Cash grants are used to improve house structures. Many of the recipients in Bangladesh invested part of their cash grant in strengthening their houses and secure their household assets.
Ms. Anguri, 40, lives with her husband and two daughters on a char island of the Jamuna River. With the cash she received through the anticipatory actions ahead of floods, she bought food for her family and reinforced the roof and walls of their house. This helped to protect the house from being damaged in this and future floods, meaning less investment will be required in the future.
Beneficiaries use cash to create community resources. The evaluation also demonstrated that some cash recipients invested their money to create resources that not only helped them, but also their neighbours. Often, these tackled longstanding issues.
Mr Hoque, 55, has no fixed income. After receiving 4,500 BDT (46 euros) as a cash grant ahead of floods, he bought enough food for a week, which was an urgent need at that time. But during a flood, sources of drinking water often get contaminated due to inundation. Aware of this, he invested 3,000 BDT (31 euros) in installing a tube well with a raised platform. This is now a source of drinking water not only for his family, but also for his neighbours.
How does anticipatory action contribute to policy frameworks for building resilience?
These examples highlight how anticipatory action can build resilience at the household and community levels. But this approach – when applied at scale – could also contribute to achieving the commitments mandated under numerous global and regional policy frameworks that aim to build people’s resilience in the face of disasters. For example, Target G of the Sendai Framework for Disaster Risk Reduction 2015 - 2030 aims to “substantially increase the availability of and access to multi-hazard early warning systems”, as well as increase “understanding [of] disaster risk” and “investing in disaster risk reduction for resilience”; these are all key ambitions of anticipatory action as well. Anticipatory action can also contribute to Target A (“substantially reduce global disaster mortality”) and Target B (“substantially reduce the number of affected people”).
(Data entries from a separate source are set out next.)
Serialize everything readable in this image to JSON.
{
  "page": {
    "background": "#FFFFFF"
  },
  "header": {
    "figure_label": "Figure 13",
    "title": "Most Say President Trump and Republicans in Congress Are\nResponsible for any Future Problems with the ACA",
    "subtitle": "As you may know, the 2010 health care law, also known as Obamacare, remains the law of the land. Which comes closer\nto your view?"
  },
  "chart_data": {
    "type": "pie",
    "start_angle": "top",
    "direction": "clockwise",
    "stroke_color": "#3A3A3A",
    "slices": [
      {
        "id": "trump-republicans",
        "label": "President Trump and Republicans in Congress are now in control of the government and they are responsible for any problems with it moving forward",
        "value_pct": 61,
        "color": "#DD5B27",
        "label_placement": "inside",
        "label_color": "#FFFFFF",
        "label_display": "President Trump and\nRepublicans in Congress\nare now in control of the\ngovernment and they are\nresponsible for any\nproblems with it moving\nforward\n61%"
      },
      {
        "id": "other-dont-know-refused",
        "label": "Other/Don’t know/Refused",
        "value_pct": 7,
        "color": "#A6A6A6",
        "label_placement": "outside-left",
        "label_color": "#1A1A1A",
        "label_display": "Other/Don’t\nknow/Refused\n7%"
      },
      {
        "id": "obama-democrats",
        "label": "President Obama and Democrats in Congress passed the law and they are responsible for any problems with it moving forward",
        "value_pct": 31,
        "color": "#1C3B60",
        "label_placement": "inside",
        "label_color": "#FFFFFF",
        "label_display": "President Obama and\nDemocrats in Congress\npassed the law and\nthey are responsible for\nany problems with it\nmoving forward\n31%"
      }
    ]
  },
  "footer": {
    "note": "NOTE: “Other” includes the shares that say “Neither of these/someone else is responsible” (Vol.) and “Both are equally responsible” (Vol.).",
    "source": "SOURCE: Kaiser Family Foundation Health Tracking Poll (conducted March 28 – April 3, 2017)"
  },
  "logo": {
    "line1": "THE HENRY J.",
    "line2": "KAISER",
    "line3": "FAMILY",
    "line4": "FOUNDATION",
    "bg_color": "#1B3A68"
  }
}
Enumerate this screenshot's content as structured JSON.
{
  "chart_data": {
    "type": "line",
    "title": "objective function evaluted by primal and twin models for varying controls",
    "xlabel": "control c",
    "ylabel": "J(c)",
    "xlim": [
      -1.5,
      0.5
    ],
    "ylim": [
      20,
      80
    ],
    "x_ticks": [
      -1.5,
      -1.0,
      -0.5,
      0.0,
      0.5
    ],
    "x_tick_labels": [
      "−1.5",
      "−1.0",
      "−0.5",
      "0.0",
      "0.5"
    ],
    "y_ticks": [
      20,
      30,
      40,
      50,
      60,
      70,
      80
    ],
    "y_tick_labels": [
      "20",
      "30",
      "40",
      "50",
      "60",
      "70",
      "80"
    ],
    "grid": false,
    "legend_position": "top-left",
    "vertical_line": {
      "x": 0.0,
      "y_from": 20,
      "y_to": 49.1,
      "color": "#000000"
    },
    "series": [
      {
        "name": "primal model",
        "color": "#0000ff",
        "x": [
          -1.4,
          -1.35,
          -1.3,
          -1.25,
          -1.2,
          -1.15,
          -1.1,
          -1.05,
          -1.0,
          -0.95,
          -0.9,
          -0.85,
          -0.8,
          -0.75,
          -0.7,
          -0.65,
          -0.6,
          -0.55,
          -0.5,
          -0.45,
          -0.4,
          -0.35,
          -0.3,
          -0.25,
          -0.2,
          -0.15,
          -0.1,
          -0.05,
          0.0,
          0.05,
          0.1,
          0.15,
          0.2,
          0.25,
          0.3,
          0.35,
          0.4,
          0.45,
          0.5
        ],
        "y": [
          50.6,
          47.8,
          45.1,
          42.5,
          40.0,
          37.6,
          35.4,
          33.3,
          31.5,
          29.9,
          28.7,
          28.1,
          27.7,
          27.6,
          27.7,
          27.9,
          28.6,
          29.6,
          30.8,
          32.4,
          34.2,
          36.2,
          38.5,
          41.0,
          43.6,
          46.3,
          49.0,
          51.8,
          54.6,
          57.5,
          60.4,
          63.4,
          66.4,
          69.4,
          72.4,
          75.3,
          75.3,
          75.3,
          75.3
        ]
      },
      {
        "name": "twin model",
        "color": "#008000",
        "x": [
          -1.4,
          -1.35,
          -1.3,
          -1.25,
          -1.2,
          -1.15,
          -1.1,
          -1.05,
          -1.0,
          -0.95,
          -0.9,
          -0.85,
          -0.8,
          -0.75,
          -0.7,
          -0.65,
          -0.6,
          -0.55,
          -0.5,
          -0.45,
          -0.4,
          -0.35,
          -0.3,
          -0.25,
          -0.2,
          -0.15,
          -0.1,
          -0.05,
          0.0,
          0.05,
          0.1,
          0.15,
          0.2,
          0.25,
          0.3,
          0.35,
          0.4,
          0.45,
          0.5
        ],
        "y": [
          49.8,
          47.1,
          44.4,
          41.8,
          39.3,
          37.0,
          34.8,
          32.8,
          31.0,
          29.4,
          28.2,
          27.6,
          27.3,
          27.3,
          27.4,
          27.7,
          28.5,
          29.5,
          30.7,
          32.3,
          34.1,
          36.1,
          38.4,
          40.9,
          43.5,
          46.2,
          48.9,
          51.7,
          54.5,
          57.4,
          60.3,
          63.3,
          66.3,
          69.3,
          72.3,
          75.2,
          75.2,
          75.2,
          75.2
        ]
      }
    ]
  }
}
Indeed, anticipatory action is already being explicitly listed in some regional frameworks that seek to build resilience. For example, in the ASEAN Framework on Anticipatory Action in Disaster Management, anticipatory action is mandated as a way to “[secure] a climate-resilient future” for the Association of Southeast Asian Nations (ASEAN).
The way forward
The evidence from Bangladesh indicates that anticipatory action can build the resilience of vulnerable households and communities; as such, it is an investment in a more resilient future. However, it is based on limited research. More studies are needed to produce empirical evidence in this area. These should capture the direct impacts (e.g., support for livelihoods and livelihood assets) and longer-term indirect impacts (e.g., the evacuation of moveable assets, leading to less damage and fewer losses) of anticipatory action.